If the defense switches, Murray can post up the guard and finish in the point, or Cade can attack the big in isolation. It could be a true pick your poison that could be incredibly difficult to defend.
If the Pistons take Murray, there would still be a significant need on the roster for another shot creator and a starting guard next to Cade. For all of Murray’s skill, he does lack an off-the-dribble game. Murray does not have great wiggle or enough quickness to create separation off the bounce. This does not mean Murray should not be the pick, but the Pistons need to ensure they acquire a starting-caliber guard in return for Grant.
The Pistons could look to get a high enough lottery pick to select Ben Mathurin or Dyson Daniels, or they could acquire a stop-gap veteran such as Caris Levert or Bogdan Bogdanovic.

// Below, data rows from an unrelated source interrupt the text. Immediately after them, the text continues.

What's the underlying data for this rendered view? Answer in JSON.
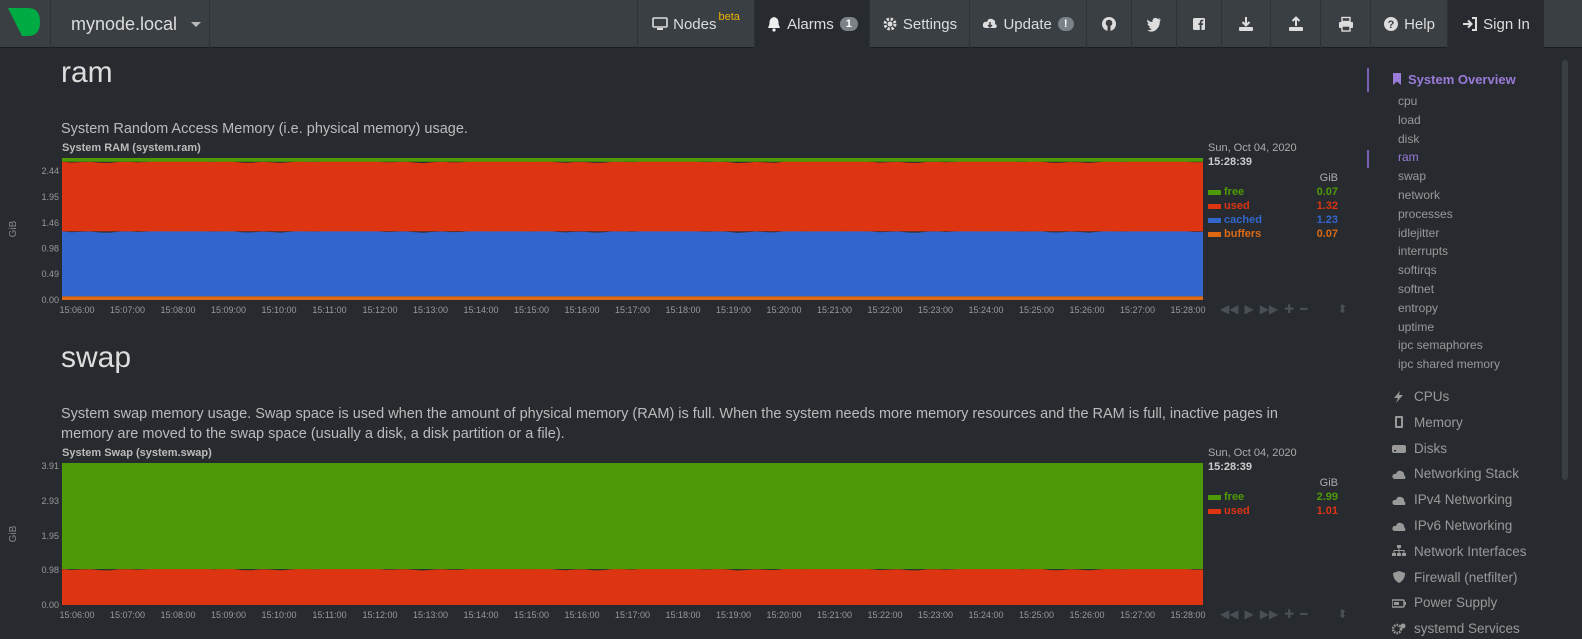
{
  "navbar": {
    "hostname": "mynode.local",
    "nodes": "Nodes",
    "nodes_beta": "beta",
    "alarms": "Alarms",
    "alarms_count": "1",
    "settings": "Settings",
    "update": "Update",
    "update_badge": "!",
    "help": "Help",
    "sign_in": "Sign In"
  },
  "sections": {
    "ram": {
      "title": "ram",
      "description": "System Random Access Memory (i.e. physical memory) usage."
    },
    "swap": {
      "title": "swap",
      "description": "System swap memory usage. Swap space is used when the amount of physical memory (RAM) is full. When the system needs more memory resources and the RAM is full, inactive pages in memory are moved to the swap space (usually a disk, a disk partition or a file)."
    }
  },
  "chart_data": [
    {
      "type": "area",
      "title": "System RAM (system.ram)",
      "ylabel": "GiB",
      "units": "GiB",
      "stacked": true,
      "ylim": [
        0,
        2.69
      ],
      "yticks": [
        "0.00",
        "0.49",
        "0.98",
        "1.46",
        "1.95",
        "2.44"
      ],
      "xticks": [
        "15:06:00",
        "15:07:00",
        "15:08:00",
        "15:09:00",
        "15:10:00",
        "15:11:00",
        "15:12:00",
        "15:13:00",
        "15:14:00",
        "15:15:00",
        "15:16:00",
        "15:17:00",
        "15:18:00",
        "15:19:00",
        "15:20:00",
        "15:21:00",
        "15:22:00",
        "15:23:00",
        "15:24:00",
        "15:25:00",
        "15:26:00",
        "15:27:00",
        "15:28:00"
      ],
      "date": "Sun, Oct 04, 2020",
      "time": "15:28:39",
      "series": [
        {
          "name": "free",
          "value": 0.07,
          "label": "0.07",
          "color": "#4e9a06"
        },
        {
          "name": "used",
          "value": 1.32,
          "label": "1.32",
          "color": "#dd3412"
        },
        {
          "name": "cached",
          "value": 1.23,
          "label": "1.23",
          "color": "#3366cc"
        },
        {
          "name": "buffers",
          "value": 0.07,
          "label": "0.07",
          "color": "#dd6a12"
        }
      ]
    },
    {
      "type": "area",
      "title": "System Swap (system.swap)",
      "ylabel": "GiB",
      "units": "GiB",
      "stacked": true,
      "ylim": [
        0,
        4.0
      ],
      "yticks": [
        "0.00",
        "0.98",
        "1.95",
        "2.93",
        "3.91"
      ],
      "xticks": [
        "15:06:00",
        "15:07:00",
        "15:08:00",
        "15:09:00",
        "15:10:00",
        "15:11:00",
        "15:12:00",
        "15:13:00",
        "15:14:00",
        "15:15:00",
        "15:16:00",
        "15:17:00",
        "15:18:00",
        "15:19:00",
        "15:20:00",
        "15:21:00",
        "15:22:00",
        "15:23:00",
        "15:24:00",
        "15:25:00",
        "15:26:00",
        "15:27:00",
        "15:28:00"
      ],
      "date": "Sun, Oct 04, 2020",
      "time": "15:28:39",
      "series": [
        {
          "name": "free",
          "value": 2.99,
          "label": "2.99",
          "color": "#4e9a06"
        },
        {
          "name": "used",
          "value": 1.01,
          "label": "1.01",
          "color": "#dd3412"
        }
      ]
    }
  ],
  "sidebar": {
    "heading": "System Overview",
    "subitems": [
      "cpu",
      "load",
      "disk",
      "ram",
      "swap",
      "network",
      "processes",
      "idlejitter",
      "interrupts",
      "softirqs",
      "softnet",
      "entropy",
      "uptime",
      "ipc semaphores",
      "ipc shared memory"
    ],
    "current": "ram",
    "sections": [
      {
        "label": "CPUs",
        "icon": "bolt-icon"
      },
      {
        "label": "Memory",
        "icon": "memory-icon"
      },
      {
        "label": "Disks",
        "icon": "hdd-icon"
      },
      {
        "label": "Networking Stack",
        "icon": "cloud-icon"
      },
      {
        "label": "IPv4 Networking",
        "icon": "cloud-icon"
      },
      {
        "label": "IPv6 Networking",
        "icon": "cloud-icon"
      },
      {
        "label": "Network Interfaces",
        "icon": "sitemap-icon"
      },
      {
        "label": "Firewall (netfilter)",
        "icon": "shield-icon"
      },
      {
        "label": "Power Supply",
        "icon": "battery-icon"
      },
      {
        "label": "systemd Services",
        "icon": "gears-icon"
      }
    ]
  }
}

If they get a starting guard in return for Grant, Murray could be a homerun pick to play with the Pistons’ young core.
If the Pistons receive a good trade offer for Grant, Keegan Murray makes a ton of sense as his replacement. Murray should be an even better compliment to Cade as he is a great off-the-ball as both a shooter and cutter. He can also score as a screener in both the pick and roll and pop.
Murray won’t be much of an asset as a shot creator, but the Pistons should use Grant’s trade to add a needed shot creator. With the right trade package, selecting Murray could best set the Pistons up for immediate success.